VoltAgent → OpenObserve
Capture agent run latency, model name, token usage, user ID, and session ID for every VoltAgent invocation. VoltAgent is a TypeScript-first AI agent framework with built-in OpenTelemetry support. Configure a standard OTLP exporter before importing VoltAgent and spans are emitted automatically for every agent call.
Prerequisites
- Node.js 18+
- An OpenObserve account (cloud or self-hosted)
- Your OpenObserve organisation ID and Base64-encoded auth token
- An OpenAI API key
Installation
npm install @voltagent/core @voltagent/vercel-ai "@ai-sdk/openai@^2" \
@opentelemetry/sdk-node @opentelemetry/exporter-trace-otlp-http \
@opentelemetry/sdk-trace-base @opentelemetry/resources dotenv
Configuration
Create a .env file in your project root:
OPENOBSERVE_URL=http://localhost:5080/
OPENOBSERVE_ORG=default
OPENOBSERVE_AUTH_TOKEN=Basic <your_base64_token>
OPENAI_API_KEY=your-openai-api-key
Instrumentation
Set up the OTel SDK with an OTLP exporter before requiring VoltAgent.

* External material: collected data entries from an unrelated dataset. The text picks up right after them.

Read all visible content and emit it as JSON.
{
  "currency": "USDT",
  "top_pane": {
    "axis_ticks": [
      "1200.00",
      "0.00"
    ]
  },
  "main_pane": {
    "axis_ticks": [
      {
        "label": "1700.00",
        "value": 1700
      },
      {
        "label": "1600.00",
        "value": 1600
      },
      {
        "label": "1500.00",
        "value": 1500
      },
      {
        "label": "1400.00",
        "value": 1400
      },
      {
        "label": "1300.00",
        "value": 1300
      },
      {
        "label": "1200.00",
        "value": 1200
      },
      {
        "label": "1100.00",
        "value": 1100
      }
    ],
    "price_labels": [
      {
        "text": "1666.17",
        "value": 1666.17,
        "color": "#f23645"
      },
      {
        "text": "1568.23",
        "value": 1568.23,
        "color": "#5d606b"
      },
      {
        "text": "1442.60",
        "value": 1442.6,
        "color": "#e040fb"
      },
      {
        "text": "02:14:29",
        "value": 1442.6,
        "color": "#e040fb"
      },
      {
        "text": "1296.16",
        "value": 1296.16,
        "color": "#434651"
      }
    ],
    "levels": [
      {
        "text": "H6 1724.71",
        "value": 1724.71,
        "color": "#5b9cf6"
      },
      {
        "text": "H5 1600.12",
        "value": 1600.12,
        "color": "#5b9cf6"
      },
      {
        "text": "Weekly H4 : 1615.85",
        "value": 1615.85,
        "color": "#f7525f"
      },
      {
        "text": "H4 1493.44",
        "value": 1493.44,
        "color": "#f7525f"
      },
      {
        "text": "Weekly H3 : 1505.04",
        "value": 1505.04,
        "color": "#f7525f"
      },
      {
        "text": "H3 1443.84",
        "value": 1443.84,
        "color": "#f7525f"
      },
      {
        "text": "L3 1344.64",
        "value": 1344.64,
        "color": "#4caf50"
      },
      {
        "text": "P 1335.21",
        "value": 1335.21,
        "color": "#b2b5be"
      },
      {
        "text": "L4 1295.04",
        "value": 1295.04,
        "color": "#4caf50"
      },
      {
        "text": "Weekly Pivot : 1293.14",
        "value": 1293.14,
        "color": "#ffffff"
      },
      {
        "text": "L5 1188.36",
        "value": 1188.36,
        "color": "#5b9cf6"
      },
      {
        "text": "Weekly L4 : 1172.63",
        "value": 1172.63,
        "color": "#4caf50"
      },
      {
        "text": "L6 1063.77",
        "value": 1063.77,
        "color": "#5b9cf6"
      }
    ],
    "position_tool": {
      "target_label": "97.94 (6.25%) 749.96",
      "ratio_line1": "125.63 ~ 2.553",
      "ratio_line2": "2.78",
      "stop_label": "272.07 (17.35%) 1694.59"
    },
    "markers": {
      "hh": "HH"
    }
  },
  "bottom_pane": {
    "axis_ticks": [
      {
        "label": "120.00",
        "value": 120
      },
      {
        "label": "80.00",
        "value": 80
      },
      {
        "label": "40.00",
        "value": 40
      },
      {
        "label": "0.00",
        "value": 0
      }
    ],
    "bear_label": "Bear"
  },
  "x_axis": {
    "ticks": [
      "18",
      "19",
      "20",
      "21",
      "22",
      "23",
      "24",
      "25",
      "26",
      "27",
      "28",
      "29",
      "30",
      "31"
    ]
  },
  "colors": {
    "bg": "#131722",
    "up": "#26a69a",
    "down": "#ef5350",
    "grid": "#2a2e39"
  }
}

VoltAgent reads the active OTel tracer provider and emits generateText spans automatically for each agent call.
process.env.OTEL_SERVICE_NAME = 'voltagent-app';
require('dotenv').config();
const { NodeSDK } = require('@opentelemetry/sdk-node');
const { OTLPTraceExporter } = require('@opentelemetry/exporter-trace-otlp-http');
const { SimpleSpanProcessor } = require('@opentelemetry/sdk-trace-base');
const { resourceFromAttributes } = require('@opentelemetry/resources');
const sdk = new NodeSDK({
resource: resourceFromAttributes({ 'service.name': 'voltagent-app' }),
spanProcessors: [
new SimpleSpanProcessor(
new OTLPTraceExporter({
url: `${process.env.OPENOBSERVE_URL}api/${process.env.OPENOBSERVE_ORG}/v1/traces`,
headers: { Authorization: process.env.OPENOBSERVE_AUTH_TOKEN },
})
),
],
});
sdk.start();
const { Agent } = require('@voltagent/core');
const { VercelAIProvider } = require('@voltagent/vercel-ai');
const { openai } = require('@ai-sdk/openai');
async function main() {
const agent = new Agent({
name: 'observability-agent',
description: 'A helpful assistant that answers questions about observability.',
llm: new VercelAIProvider(),
model: openai('gpt-4o-mini'),
});
const result = await agent.generateText(
'Explain distributed tracing in one sentence.',
{ userId: 'user-123' }
);
console.log(result);
await sdk.shutdown();
}
main().catch(console.error);
Run with:
What Gets Captured
| Attribute | Description |
|---|---|
operation_name |
generateText for every agent call |
agent_id |
Internal agent identifier |
agent_name |
Agent name set in the Agent constructor |
ai_model_name |
Model used (e.g. gpt-4o-mini) |
ai_usage_tokens |
Total tokens consumed by the call |
gen_ai_usage_prompt_tokens |
Tokens in the input prompt |
gen_ai_usage_completion_tokens |
Tokens in the generated response |
enduser_id |
User ID passed in the call options |
session_id |
VoltAgent session identifier |
span_status |
OK on success, ERROR on failure |
status_message |
Error detail when the call fails |
duration |
End-to-end agent run latency |
Viewing Traces
- Log in to OpenObserve and navigate to Traces
- Filter by
operation_name=generateTextto see all agent calls - Filter by
agent_nameto compare different agent configurations - Filter by
enduser_idto trace calls for a specific user - Filter by
span_status=ERRORto find failed runs

Next Steps
With VoltAgent instrumented, every agent run is recorded in OpenObserve. From here you can track per-agent latency, monitor token usage by user ID, and alert on error rates.